Alanine and aspartate aminotransferase assays (ALT and AST)
In order to measure the activity of alanine and aspartate aminotransferase, Pars Azmun commercial kit was used (http://www.parsazmun.com/). Reagents R1 and R2 are first incubated for 20 minutes at laboratory temperature and then enzyme activity is monitored by adding 20 µL samples. The absorbance was recorded at 340nm (Thomas 1998).
Lactate dehydrogenase assays (LDH)
Activities of lactate dehydrogenase was assayed using a commercial kit by ParsAzmun Co. (http://www.parsazmun.com/). Reagents R1 and R2 are first incubated for 20 minutes at laboratory temperature and then enzyme activity is monitored by adding 20 µL samples. The absorbance was recorded at 340 nm (King 1965).
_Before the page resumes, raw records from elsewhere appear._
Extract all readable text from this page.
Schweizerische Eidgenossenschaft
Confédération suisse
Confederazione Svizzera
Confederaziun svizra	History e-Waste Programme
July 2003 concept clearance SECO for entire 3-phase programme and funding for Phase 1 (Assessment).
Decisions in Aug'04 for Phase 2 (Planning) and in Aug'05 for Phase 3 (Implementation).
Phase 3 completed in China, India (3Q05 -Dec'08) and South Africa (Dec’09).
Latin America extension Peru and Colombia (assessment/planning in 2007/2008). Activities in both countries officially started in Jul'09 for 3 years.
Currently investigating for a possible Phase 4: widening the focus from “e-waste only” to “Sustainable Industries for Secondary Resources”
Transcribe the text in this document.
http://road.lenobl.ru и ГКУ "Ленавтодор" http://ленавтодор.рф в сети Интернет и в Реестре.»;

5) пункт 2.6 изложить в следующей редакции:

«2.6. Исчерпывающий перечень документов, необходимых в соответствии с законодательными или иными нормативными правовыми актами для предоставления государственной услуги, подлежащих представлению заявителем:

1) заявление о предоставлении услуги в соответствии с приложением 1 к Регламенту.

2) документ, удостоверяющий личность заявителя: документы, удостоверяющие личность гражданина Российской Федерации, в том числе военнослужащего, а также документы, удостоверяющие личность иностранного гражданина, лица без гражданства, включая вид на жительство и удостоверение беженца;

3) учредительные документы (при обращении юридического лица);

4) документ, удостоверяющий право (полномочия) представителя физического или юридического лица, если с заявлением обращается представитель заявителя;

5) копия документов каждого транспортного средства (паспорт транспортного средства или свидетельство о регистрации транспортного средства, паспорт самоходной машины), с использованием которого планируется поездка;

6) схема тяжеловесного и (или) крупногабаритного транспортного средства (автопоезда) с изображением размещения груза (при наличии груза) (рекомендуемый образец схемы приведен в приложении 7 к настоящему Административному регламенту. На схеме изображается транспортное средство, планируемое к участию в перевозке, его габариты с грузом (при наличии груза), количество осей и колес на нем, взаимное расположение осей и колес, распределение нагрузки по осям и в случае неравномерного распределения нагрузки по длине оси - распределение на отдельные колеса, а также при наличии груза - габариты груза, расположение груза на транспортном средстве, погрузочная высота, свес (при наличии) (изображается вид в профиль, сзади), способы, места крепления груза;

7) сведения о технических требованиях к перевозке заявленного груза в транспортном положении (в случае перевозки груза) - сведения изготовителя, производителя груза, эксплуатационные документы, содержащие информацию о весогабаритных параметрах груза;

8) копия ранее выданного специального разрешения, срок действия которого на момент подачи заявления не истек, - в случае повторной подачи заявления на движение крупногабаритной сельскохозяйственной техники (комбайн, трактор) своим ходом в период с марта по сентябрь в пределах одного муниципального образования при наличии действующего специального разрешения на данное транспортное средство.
Acid and alkaline phosphatase assays (ACP and ALP)
The acid and alkaline phosphatases were measured using para-nitrophenol phosphate substrate (Bessey 1946). Twenty µL of enzyme solution was mixed with 40 µL Tris buffer (Tris-HCl, 20 mM, pH 8 for ALP and pH 5 for ACP) and 20 µL substrate (0.02 m, pH 7.2). They were then incubated for 5min and the absorbance was read at 405 nm.
Using bovine serum protein, the protein content of the samples was determined by protein estimation kit (Ziest- Chem Co., Tehran-Iran) based on the method of Lowry et al. (1951). Fifty μL of reagent was mixed with 30 μL of standard (bovine serum protein at a concentration of 50 mg) and 50 μL of reagent with 30 μL of each sample were incubated separately for 15 minutes and the absorbance was read at 545 nm.
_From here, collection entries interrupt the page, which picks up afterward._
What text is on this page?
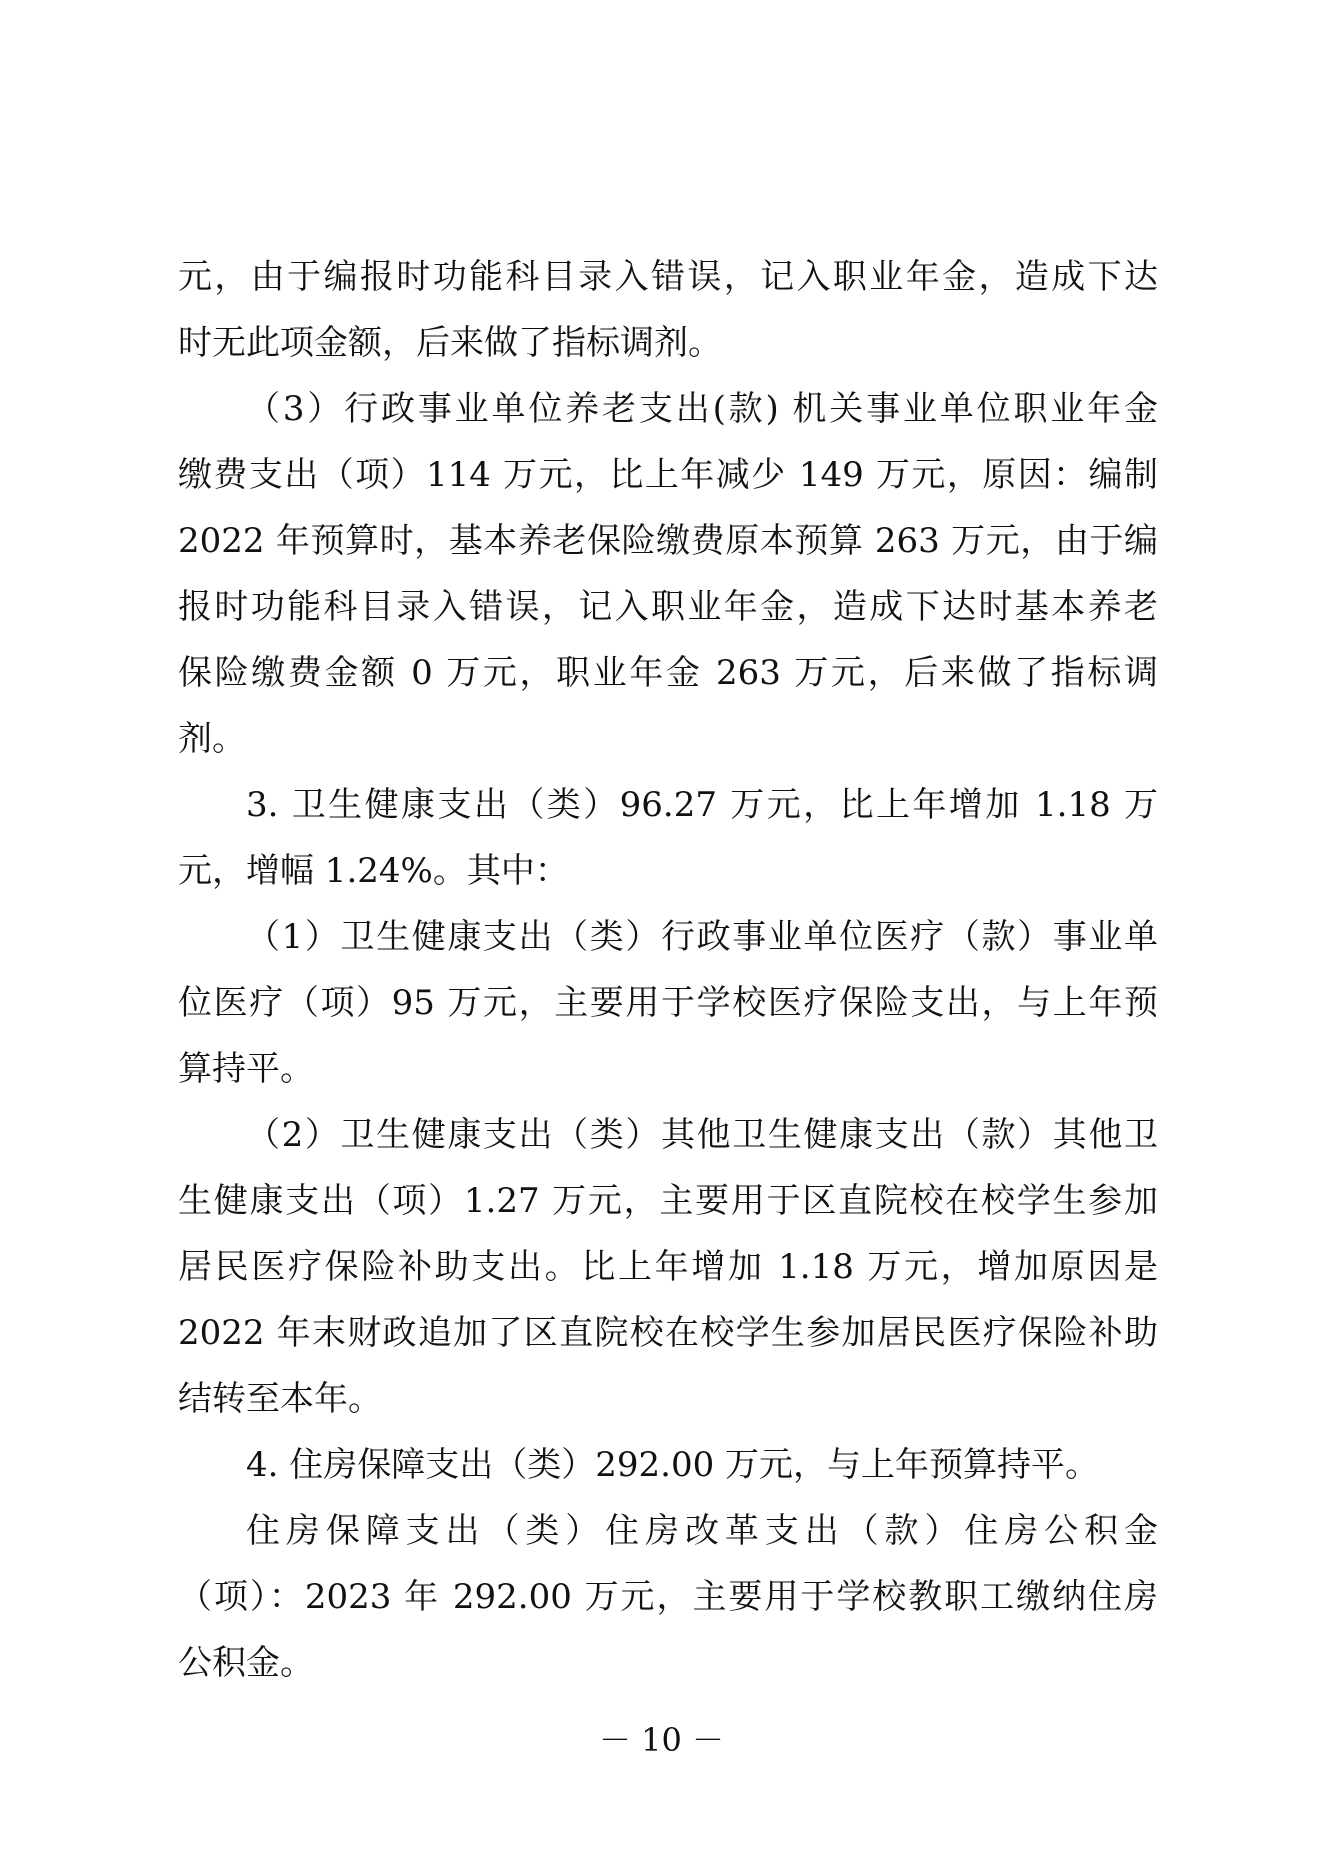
元，由于编报时功能科目录入错误，记入职业年金，造成下达
时无此项金额，后来做了指标调剂。
（3）行政事业单位养老支出(款) 机关事业单位职业年金
缴费支出（项）114 万元，比上年减少 149 万元，原因：编制
2022 年预算时，基本养老保险缴费原本预算 263 万元，由于编
报时功能科目录入错误，记入职业年金，造成下达时基本养老
保险缴费金额 0 万元，职业年金 263 万元，后来做了指标调
剂。
3. 卫生健康支出（类）96.27 万元，比上年增加 1.18 万
元，增幅 1.24%。其中：
（1）卫生健康支出（类）行政事业单位医疗（款）事业单
位医疗（项）95 万元，主要用于学校医疗保险支出，与上年预
算持平。
（2）卫生健康支出（类）其他卫生健康支出（款）其他卫
生健康支出（项）1.27 万元，主要用于区直院校在校学生参加
居民医疗保险补助支出。比上年增加 1.18 万元，增加原因是
2022 年末财政追加了区直院校在校学生参加居民医疗保险补助
结转至本年。
4. 住房保障支出（类）292.00 万元，与上年预算持平。
住房保障支出（类）住房改革支出（款）住房公积金
（项）：2023 年 292.00 万元，主要用于学校教职工缴纳住房
公积金。
－ 10 －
Probit analysis using PoloPlus software 2002(Robertson et al. 2007) was used to estimate mortality after 48 h. The collected data (mortality and biochemical) were first normalized using arcsin. The one-way analysis of variance (ANOVA) was done using Minitab software. Tukey’s test was used to compare differences in means at a probability less than 5%.